As per the Financial Industry Regulatory Authority (FINRA), Americans who have a higher level of financial literacy spend less can create a 3-month emergency fund, have a retirement account and are more likely to make ends meet.
Earlier workers used to depend on pension plans to fund retirement, but now as few workers get pensions, employees need to educate themselves and choose financial literacy to make smart investment choices. Adding to all these, the increased life spans that lead to long retirements don’t support basic survival. With complicated health and insurance schemes, savings can get more complex down the line.
Financial literacy is more important than ever to make informed and thoughtful decisions. You also avoid unnecessary debt and help family members in complex situations by having adequate income for their retirement years.

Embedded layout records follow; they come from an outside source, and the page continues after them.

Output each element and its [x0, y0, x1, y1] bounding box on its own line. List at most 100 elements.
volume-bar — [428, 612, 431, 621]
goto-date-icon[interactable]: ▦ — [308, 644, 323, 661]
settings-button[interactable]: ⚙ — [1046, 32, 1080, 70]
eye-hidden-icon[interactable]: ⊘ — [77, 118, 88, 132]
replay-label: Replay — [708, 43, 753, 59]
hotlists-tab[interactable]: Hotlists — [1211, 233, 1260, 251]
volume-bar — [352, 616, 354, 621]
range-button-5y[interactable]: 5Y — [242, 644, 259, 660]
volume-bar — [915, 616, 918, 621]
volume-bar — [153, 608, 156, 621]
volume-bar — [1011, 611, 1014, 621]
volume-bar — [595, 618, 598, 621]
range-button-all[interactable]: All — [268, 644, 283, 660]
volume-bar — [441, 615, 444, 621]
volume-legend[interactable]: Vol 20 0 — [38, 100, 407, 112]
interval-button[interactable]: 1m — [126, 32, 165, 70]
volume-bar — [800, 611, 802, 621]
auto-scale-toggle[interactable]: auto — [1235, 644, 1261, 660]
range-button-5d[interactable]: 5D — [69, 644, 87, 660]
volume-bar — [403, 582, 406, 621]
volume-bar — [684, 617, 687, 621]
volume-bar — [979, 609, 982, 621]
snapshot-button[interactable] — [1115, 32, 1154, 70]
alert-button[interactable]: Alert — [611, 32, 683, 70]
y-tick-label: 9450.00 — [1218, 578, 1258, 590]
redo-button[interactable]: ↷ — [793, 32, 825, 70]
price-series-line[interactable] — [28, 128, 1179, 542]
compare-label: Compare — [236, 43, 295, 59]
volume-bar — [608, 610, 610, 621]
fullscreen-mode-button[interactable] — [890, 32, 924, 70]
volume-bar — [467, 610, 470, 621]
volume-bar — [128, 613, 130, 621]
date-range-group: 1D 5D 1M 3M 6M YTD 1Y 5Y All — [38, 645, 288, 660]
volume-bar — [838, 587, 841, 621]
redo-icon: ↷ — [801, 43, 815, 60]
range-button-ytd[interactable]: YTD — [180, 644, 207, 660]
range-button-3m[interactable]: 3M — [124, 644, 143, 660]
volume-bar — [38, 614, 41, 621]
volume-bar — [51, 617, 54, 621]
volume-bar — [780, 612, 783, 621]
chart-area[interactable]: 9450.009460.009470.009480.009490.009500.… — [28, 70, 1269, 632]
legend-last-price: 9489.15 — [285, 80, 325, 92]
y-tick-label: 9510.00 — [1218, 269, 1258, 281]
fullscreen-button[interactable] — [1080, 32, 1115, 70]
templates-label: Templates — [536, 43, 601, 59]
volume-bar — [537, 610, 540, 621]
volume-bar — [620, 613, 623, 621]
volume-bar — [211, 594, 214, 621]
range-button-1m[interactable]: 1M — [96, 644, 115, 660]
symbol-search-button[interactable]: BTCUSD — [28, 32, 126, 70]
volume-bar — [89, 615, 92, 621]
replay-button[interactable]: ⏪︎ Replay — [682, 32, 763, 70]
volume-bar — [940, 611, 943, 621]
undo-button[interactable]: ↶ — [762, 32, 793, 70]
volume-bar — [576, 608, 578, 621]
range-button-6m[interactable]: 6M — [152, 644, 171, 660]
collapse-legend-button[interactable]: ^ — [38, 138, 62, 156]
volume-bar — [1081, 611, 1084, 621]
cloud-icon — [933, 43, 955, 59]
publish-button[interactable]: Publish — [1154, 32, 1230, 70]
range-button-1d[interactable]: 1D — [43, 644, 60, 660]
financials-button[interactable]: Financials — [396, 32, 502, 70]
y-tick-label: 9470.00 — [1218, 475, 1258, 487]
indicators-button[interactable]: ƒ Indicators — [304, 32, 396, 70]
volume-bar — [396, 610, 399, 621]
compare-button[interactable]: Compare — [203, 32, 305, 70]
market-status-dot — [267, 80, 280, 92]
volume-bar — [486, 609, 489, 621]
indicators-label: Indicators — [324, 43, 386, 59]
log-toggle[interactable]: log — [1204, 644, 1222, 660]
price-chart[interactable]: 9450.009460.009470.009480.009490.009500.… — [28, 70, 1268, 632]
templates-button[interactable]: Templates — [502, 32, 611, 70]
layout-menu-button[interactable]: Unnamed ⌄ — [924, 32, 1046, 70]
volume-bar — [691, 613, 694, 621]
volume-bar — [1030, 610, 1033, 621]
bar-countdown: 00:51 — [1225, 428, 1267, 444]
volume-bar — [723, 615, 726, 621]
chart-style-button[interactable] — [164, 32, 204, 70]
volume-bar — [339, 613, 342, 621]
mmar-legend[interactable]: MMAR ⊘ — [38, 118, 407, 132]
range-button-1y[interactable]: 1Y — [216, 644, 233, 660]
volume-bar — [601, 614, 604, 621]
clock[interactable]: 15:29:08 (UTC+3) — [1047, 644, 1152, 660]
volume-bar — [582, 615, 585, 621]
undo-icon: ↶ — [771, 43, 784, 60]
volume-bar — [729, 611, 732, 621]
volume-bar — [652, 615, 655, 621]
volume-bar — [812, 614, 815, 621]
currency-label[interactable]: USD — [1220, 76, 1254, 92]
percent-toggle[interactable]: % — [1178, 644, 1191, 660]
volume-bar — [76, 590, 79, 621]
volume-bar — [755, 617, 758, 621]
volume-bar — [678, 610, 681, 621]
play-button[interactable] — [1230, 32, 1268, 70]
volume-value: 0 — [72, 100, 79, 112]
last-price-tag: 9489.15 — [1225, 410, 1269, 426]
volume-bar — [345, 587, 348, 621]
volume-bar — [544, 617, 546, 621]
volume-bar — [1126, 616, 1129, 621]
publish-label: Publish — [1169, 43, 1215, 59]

How to create your budget?
You can create your budget to control your savings, spending and investing. You can improve your financial health by checking where the money is going and tracking expenses against income. A proper budget template can help people reach their goals and manage money by saving for retirement and other emergencies as per the 50/20/30 budget rule. This budget rule signifies that you spend 50% on your needs, 20% on what you save and 30% spend on wants.
Budgeting starts tracking how much money you spend and receive every month. You can track that on a budgeting app, excel sheet or paper. However, when you decide to track there are a few things that you should make a note of:
Income: The money that you receive every month. This includes investment income, paychecks, settlements, alimony and money that one makes from side jobs and additional projects like selling crafts.
Expenses: Your purchase list for every month. Split them into two: discretionary expenses and fixed expenses. Review the credit card and bank statements and brokerage account statements to ensure everything is captured. Fixed expenses are purchases which you must make every month. The amount doesn’t change and is essential. These include mortgage/rent payments, loan payments and additional utilities. Discretionary spending is non-essential expenses like shopping, travel, and restaurant meals. These are wants rather than needs.
Savings: You should record the amount of money you save every month – it might be cash deposited to the bank every month or monthly investment money added to your retirement account.
By subtracting the expenses from the income, you can get a clear idea of how much money you get to save every month. You then get a perfect picture of money coming in, going out and money saved. This will help you to recognize the expenses you need to cut back upon.
It is important to have some money saved as emergency funds as you can utilize this money in cases of emergencies like job loss or whatever. This money shouldn’t be used for discretionary spending. It is important to keep these savings growing and safe for tough times when income level stops or decreases.
How to start investing money?
You need to know the basics of how and where to invest the money. You need to understand the risks and potential rewards of the various kinds of investments.
Investing in stocks: Also known as shares and equity, this kind of investment signifies partial ownership of the issuing company and the stockholder is entitled to a proportion of the company’s earnings and assets.
By owning stocks, you receive dividends, have the right to vote in shareholder meetings and even sell your shares to someone else. The cost of a stock starts to fluctuate and depends on various factors like the domestic economy, the company’s performance, the day’s news, the global economy, and more. Stocks can fall or rise in value and also become worthless, which makes them volatile.
ETFs: Exchange-traded funds are a collection of securities like stocks. ETFs use various strategies and can be invested across any number of sectors. When you buy an ETF, you get to buy a slice of the pie with silver of the securities within. This helps you purchase a variety of stocks with the convenience and ease of only a single purchase and that is the ETF.
Investing in an ETF is less risky than stocks as they have many securities inside and if some fall in value, others rise in value.
Mutual Fund: Investment with a portfolio of bonds, stocks and other securities is what mutual fund stands for. They provide small and individual investors access to professionally managed portfolios that are diversified and come at a low price.
There are several kinds of mutual funds with different types of securities in which people invest have investment objectives and there are specific returns that they seek. Many employer-sponsored retirement plans offer investment in mutual funds.
However, mutual funds do charge annual fees which are expense ratios and in many cases commissions.